By Lisa Anderson
It is always fun meeting someone who grew up in the same town as you did. In this case, it happens to be Ray Venezia, who I had the pleasure of speaking with about his new bestselling book “The Everyday Meat Guide,” which sold out on Amazon within four hours of his appearance on “The Rachel Ray Show.”
But first, let’s go back a bit, back to Ray’s grandfather’s butcher shop, Koelbl’s Market, in the Peterstown section of Elizabeth.
The ‘berg,’ as we used to call it, featured some of the best stores, a fish store with tanks of live eels, waiting to be skinned for Sunday gravy, a farmers market where little old Italian widows would begin shopping at 7 a.m., always in black, their stockings rolled down to the ankles in the summer.
“I had such fun times at my grandfather’s shop”, Ray told me. “My grandmother would be there, my family, my cousins, and I remember along the ceiling there were these shelves lined with toys and trucks and all kinds of cool stuff.
“That’s probably where I got the idea to become a butcher, but I didn’t know it at the time. When I was about 10, my family moved to Edison, right next to Metuchen, where I went to grammar school at St. Francis, high school at St. Thomas Aquinas.”
When Ray turned 16, his father told him, “Make sure you have a job by the end of the week.”
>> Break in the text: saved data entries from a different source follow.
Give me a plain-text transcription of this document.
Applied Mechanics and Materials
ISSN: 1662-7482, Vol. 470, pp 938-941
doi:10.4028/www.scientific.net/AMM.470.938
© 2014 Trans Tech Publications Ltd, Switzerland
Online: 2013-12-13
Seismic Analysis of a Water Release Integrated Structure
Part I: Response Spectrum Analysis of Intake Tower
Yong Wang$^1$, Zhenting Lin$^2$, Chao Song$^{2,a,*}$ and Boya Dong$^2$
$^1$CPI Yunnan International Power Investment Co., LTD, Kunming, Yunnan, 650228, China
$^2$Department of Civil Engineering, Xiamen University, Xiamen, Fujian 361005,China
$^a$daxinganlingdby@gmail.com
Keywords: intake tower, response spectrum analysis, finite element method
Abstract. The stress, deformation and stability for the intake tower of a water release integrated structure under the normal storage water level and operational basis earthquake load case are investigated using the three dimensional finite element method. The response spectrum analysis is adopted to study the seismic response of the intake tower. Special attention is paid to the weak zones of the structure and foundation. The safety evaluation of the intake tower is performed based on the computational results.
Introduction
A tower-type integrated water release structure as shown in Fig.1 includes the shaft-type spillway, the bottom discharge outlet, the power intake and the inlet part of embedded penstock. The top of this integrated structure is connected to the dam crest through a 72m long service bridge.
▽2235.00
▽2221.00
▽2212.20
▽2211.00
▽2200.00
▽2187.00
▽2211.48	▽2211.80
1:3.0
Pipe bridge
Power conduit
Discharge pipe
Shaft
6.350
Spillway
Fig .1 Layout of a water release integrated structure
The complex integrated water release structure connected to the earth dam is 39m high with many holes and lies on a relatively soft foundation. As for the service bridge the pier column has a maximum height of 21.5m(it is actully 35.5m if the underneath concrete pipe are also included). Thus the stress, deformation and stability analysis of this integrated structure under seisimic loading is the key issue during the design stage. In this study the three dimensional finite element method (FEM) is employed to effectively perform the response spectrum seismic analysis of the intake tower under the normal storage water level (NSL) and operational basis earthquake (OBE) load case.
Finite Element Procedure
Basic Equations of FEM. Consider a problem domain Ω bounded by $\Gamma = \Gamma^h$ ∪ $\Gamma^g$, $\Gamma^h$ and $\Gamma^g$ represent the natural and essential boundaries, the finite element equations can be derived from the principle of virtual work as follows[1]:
By the end of the week, that job was pushing carts at the local Stop and Shop, but Ray was promoted to part-time manager by the end of summer.
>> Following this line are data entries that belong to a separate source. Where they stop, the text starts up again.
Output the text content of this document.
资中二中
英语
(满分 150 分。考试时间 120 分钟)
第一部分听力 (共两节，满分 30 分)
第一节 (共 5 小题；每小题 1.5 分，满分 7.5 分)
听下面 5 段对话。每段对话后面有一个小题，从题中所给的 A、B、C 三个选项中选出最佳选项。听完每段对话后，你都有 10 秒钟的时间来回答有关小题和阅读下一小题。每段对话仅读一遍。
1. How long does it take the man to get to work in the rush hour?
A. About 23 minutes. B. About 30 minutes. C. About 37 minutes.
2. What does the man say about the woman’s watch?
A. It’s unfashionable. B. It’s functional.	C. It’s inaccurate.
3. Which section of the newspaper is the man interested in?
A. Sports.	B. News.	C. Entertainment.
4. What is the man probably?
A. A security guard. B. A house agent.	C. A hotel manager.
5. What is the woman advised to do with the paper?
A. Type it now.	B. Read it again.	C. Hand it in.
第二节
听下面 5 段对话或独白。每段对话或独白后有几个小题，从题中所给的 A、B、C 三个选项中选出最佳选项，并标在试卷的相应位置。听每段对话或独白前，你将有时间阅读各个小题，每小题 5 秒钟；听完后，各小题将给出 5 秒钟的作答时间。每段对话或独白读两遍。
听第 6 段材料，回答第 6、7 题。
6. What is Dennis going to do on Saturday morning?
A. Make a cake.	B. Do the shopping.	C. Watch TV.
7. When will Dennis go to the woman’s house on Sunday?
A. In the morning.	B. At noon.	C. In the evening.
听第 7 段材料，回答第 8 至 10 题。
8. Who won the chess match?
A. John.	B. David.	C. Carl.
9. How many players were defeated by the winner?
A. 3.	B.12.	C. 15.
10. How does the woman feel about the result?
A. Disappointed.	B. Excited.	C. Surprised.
“I busted my butt,” laughs Ray. “My father worked extremely hard his entire life. He instilled that same work ethic in me. He and I are both known as the ‘go to guys. ‘I’ve worked 10 hours a day, six days a week for 40 years.”
Next came the Metuchen Foodtown.
“My uncle, who worked there, asked me if I wanted to be an apprentice butcher. He told me it was good money, so I said yes. By union standards, it usually takes about three years to become an apprentice butcher. I finished in two years.”
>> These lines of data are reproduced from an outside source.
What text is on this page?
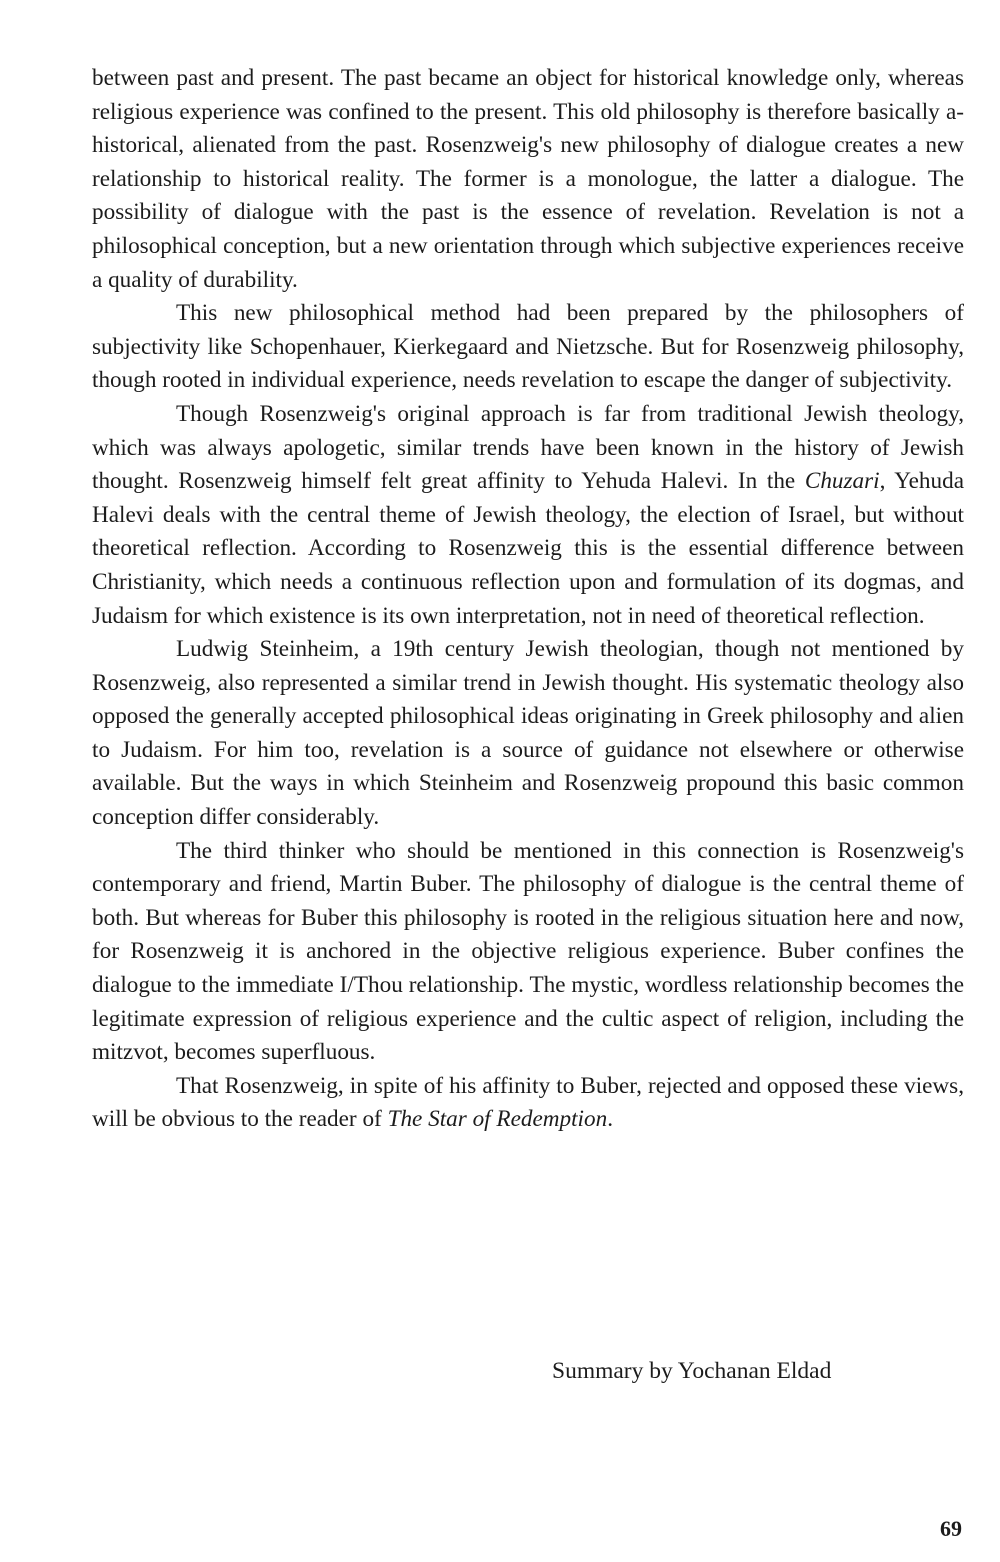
between past and present. The past became an object for historical knowledge only, whereas religious experience was confined to the present. This old philosophy is therefore basically a-historical, alienated from the past. Rosenzweig's new philosophy of dialogue creates a new relationship to historical reality. The former is a monologue, the latter a dialogue. The possibility of dialogue with the past is the essence of revelation. Revelation is not a philosophical conception, but a new orientation through which subjective experiences receive a quality of durability.

This new philosophical method had been prepared by the philosophers of subjectivity like Schopenhauer, Kierkegaard and Nietzsche. But for Rosenzweig philosophy, though rooted in individual experience, needs revelation to escape the danger of subjectivity.

Though Rosenzweig's original approach is far from traditional Jewish theology, which was always apologetic, similar trends have been known in the history of Jewish thought. Rosenzweig himself felt great affinity to Yehuda Halevi. In the Chuzari, Yehuda Halevi deals with the central theme of Jewish theology, the election of Israel, but without theoretical reflection. According to Rosenzweig this is the essential difference between Christianity, which needs a continuous reflection upon and formulation of its dogmas, and Judaism for which existence is its own interpretation, not in need of theoretical reflection.

Ludwig Steinheim, a 19th century Jewish theologian, though not mentioned by Rosenzweig, also represented a similar trend in Jewish thought. His systematic theology also opposed the generally accepted philosophical ideas originating in Greek philosophy and alien to Judaism. For him too, revelation is a source of guidance not elsewhere or otherwise available. But the ways in which Steinheim and Rosenzweig propound this basic common conception differ considerably.

The third thinker who should be mentioned in this connection is Rosenzweig's contemporary and friend, Martin Buber. The philosophy of dialogue is the central theme of both. But whereas for Buber this philosophy is rooted in the religious situation here and now, for Rosenzweig it is anchored in the objective religious experience. Buber confines the dialogue to the immediate I/Thou relationship. The mystic, wordless relationship becomes the legitimate expression of religious experience and the cultic aspect of religion, including the mitzvot, becomes superfluous.

That Rosenzweig, in spite of his affinity to Buber, rejected and opposed these views, will be obvious to the reader of The Star of Redemption.

Summary by Yochanan Eldad
69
Ray, who had just turned 20, then followed his uncle to Corrado’s in Paterson, where they were opening up a meat, fish and dairy section.
“It was the biggest market in Paterson and I stayed there for 18 years. I also met my future wife Dorean there, she worked part-time as a cashier while she was in college,” he said.
Ray’s next stop was at Food Emporium, whose intentions were to open stores in New Jersey as well as New York.
“The Jersey stores didn’t do well, so the supervisor asked me to stay in the meat department in the New York store. I stayed a year, then moved on to Fairway Market in New York; they were looking for a meat guy,” he said.
That is where things began to really pick up for Ray, who quickly became the “go to guy” at the age of 38.
“My boss was amazed at how much knowledge I had about meat at such a young age. My career at Fairway took off. I quickly rose to the head of the meat division at the Harlem store,” he said.
That year, Julia Moskin, a reporter at The New York Times, came to do a story about how to carve a Thanksgiving turkey.
She was looking to interview butchers and when she found Ray he was so animated, entertaining and knowledgeable that she asked him if he would do a video.
That six-minute video became an Internet sensation, with Brian Williams showing it on “Rock Center.” Staff at the food website chow.com saw that video and asked Ray to do another video, which was then seen by Rachel Ray’s people, who soon contacted Ray the butcher and asked him to be a guest on her show.
“It’s unbelievable. One minute I’m a butcher in Fairway Market and before you know it, I’m in front of the cameras talking to Rachel Ray. I’ve been her guest now two to three times a year for the past 10 years. She called my book a masterpiece! Imagine?”
Ray has appeared on “Fox and Friends,” “Good Day New York” and “Today.”
“I’ll be back on with Rachel Ray May 24 with grilling tips, look for me!” he laughs.
Had Ray not retired a couple of years ago, the book wouldn’t have been written. “I’m so grateful to fellow writer Chris Paterson from Chronicle books who helped me tremendously throughout this process. Chris is the best, he helped me turn my knife into a pen.”
After working six to seven days a week for forty years, Ray’s enjoying time at his home with wife Dorean and sons Raymond, Robert and daughter Barbra. And of course his biggest fan, his Dad Ray Venezia, Sr. He said the only cloud over his success is his mom Dolores not here to see his success, but he knows she’s always with him.
“I’m looking around at a few possibilities,” says Ray. “Maybe get back into the meat industry, maybe even open a little business. I’d like the book to be recognized enough so if I decide to put a meat product in the stores with my name on it, people will know it’s me.”
“The Everyday Meat Guide” is available on Amazon books.